Proposed Northern Rail Route to the Pacific, 1854

from: American Railroad Maps, 1828-1876

Engineer Edwin F. Johnson was an early proponent of the construction of a transcontinental railroad linking the eastern states to the Pacific Ocean. He first published this map in 1853 to illustrate a series of articles he wrote in support of this idea in the American Railroad Journal, edited by Henry Varnum Poor (see Map 7). These were reprinted as Railroad to the Pacific: Northern Route, in which this copy appears. Johnson’s map coincided with the beginning of the ambitious explorations and surveys collectively known as the Pacific Railroad Surveys (1853-55) undertaken by the Army Corps of Topographical Engineers to find the best route from the Mississippi River to the Pacific Ocean at five different latitudes (see map 6), roughly in the locations of the five western routes delineated on Johnson’s map.

Johnson’s pamphlet describes the relative geographical, topographical, and economic merits of each of the routes under consideration, but the process of choosing the first transcontinental route was embroiled in the rising sectional strife between the North and the South, as well as by regional rivalries, such as that between St. Louis and Chicago, or Memphis and New Orleans. Both the text and map give an impression of objectivity in describing the relative merits of various routes, but Johnson was a northerner, born in Vermont, with a long career in rail and canal engineering in New York and the northern plains. A closer look at the map reveals a subtle argument in advocating the choice of the northern route, which would eventually become the second transcontinental railroad in North America, the Northern Pacific. Johnson himself would become the railroad’s first Chief Engineer in 1866, but he died in 1872, well before the completion of the Northern Pacific mainline in 1883. The Railway’s northerly competitor, the Canadian Pacific, would not be completed until 1885.

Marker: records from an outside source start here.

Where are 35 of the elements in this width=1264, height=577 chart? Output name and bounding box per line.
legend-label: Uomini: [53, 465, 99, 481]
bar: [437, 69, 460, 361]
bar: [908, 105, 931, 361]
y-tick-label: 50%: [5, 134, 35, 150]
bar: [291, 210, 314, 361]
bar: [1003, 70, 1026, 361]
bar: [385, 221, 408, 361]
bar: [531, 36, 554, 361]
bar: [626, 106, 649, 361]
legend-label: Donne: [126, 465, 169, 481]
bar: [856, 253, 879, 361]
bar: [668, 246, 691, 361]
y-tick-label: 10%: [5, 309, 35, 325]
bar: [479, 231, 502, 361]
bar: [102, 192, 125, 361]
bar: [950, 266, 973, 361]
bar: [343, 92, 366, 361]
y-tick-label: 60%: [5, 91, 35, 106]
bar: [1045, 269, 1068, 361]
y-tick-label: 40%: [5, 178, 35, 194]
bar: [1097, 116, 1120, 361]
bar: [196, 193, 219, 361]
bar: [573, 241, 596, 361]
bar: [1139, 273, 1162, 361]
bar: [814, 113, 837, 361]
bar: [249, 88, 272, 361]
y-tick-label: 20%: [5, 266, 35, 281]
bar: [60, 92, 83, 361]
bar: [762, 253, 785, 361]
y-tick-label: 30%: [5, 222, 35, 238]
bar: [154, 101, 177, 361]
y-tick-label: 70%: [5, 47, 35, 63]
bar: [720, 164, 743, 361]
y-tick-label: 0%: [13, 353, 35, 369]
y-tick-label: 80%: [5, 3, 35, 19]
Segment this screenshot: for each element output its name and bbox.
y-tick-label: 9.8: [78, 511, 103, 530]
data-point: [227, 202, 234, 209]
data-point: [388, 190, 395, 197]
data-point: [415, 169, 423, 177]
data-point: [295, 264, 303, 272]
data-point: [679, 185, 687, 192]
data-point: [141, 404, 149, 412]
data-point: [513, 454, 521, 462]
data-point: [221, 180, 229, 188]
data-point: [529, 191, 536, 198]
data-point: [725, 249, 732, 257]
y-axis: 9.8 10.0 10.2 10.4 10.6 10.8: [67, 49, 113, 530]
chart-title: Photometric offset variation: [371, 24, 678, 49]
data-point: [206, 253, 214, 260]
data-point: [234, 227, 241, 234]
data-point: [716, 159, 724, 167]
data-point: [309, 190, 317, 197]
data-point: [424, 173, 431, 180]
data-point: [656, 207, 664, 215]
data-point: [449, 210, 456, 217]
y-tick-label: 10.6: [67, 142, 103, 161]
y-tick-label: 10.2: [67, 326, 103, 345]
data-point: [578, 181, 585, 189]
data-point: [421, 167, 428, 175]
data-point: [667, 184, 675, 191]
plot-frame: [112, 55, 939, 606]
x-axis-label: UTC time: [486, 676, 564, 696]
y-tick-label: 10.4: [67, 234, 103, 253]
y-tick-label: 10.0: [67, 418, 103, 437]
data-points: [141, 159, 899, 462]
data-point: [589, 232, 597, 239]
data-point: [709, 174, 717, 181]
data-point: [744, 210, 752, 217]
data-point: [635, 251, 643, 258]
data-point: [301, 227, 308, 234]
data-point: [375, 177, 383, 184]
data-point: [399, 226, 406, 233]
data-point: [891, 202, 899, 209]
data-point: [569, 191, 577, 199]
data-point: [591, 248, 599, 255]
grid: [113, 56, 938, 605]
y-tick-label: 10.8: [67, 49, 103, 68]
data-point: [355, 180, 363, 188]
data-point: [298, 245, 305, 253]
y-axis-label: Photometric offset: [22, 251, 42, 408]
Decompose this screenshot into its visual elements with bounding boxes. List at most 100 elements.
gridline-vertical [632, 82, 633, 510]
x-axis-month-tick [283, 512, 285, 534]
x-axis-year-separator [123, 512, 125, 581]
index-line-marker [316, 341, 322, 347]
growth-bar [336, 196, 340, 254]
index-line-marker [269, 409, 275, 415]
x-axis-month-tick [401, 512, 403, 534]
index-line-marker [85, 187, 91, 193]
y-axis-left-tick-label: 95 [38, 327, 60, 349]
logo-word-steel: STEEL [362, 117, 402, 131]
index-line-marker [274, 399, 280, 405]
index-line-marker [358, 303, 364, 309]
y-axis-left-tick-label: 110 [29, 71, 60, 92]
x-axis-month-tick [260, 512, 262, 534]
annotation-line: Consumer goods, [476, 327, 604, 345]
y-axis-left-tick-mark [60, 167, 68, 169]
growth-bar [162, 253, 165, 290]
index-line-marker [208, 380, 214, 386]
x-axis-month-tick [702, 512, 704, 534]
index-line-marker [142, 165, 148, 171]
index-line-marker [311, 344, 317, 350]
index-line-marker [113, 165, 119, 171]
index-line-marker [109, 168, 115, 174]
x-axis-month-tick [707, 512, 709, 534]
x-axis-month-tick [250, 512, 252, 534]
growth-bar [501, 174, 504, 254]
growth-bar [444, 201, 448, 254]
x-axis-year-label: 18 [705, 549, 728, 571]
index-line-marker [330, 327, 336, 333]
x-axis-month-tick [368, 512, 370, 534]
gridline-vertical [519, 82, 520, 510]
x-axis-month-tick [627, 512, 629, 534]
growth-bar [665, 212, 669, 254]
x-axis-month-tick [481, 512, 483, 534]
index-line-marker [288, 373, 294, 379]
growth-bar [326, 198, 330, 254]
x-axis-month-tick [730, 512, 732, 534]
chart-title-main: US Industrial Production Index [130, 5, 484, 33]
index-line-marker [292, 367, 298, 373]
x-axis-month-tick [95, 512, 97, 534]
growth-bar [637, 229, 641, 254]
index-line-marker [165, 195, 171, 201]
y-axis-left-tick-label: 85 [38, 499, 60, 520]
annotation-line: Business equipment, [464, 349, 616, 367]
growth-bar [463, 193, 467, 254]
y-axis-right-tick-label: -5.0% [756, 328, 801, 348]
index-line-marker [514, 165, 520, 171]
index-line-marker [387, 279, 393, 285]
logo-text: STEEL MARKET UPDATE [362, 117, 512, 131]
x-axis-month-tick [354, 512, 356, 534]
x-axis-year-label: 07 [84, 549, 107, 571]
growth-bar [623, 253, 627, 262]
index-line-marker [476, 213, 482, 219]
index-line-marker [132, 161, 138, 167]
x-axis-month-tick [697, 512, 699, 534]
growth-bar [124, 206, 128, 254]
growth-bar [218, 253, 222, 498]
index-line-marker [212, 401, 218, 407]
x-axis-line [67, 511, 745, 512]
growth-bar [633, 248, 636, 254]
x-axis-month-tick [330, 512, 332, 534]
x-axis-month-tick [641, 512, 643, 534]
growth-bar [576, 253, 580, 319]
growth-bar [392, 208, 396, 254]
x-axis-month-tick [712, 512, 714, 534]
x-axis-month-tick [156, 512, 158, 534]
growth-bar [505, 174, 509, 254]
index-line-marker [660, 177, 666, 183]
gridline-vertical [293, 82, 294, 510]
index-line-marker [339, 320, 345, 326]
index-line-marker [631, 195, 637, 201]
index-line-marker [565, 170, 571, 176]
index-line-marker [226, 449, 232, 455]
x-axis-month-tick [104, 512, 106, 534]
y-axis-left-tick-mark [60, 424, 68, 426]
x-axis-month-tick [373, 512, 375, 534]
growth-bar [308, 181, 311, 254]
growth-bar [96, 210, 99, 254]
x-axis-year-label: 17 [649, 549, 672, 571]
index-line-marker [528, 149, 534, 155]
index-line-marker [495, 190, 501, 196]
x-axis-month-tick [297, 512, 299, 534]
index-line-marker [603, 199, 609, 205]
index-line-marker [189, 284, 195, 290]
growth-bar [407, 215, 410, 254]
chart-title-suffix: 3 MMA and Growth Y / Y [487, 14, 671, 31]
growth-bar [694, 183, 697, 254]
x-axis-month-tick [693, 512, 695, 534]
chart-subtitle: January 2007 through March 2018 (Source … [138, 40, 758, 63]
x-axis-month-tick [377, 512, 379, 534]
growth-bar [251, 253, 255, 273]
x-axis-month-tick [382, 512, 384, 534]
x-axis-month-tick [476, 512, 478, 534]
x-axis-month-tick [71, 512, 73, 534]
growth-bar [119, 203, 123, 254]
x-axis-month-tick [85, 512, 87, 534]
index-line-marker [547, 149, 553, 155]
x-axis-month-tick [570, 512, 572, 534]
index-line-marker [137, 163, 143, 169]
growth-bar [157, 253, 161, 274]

The most distinctive feature may be the way in which it displays and sometimes manipulates geographical information to show the proposed northern route in a favorable light. In the East it portrays roads already in operation or under construction, but only if they were oriented in an east-west direction. Chicago is pictured as the possible terminus of two of the five proposed western routes, including the northern route. Its rivals on the Mississippi River, St. Louis, Memphis, and New Orleans anchor the other three. Only a few eastern railroads are delineated, and these are mostly east-west routes that terminate on the Great Lakes or funnel into Chicago. A dashed line running from a point midway between Chicago and its closest rival, St. Louis, to a point on the Atlantic coast equidistant from both cities, shows which cities, states, and associated populations will be closer to either terminus (Chicago to the north of this line and St. Louis to the south), and therefore better served by railroads commencing from them. Simple arithmetic reveals that the majority of the eastern populations would have better access to the west through Chicago than through St. Louis.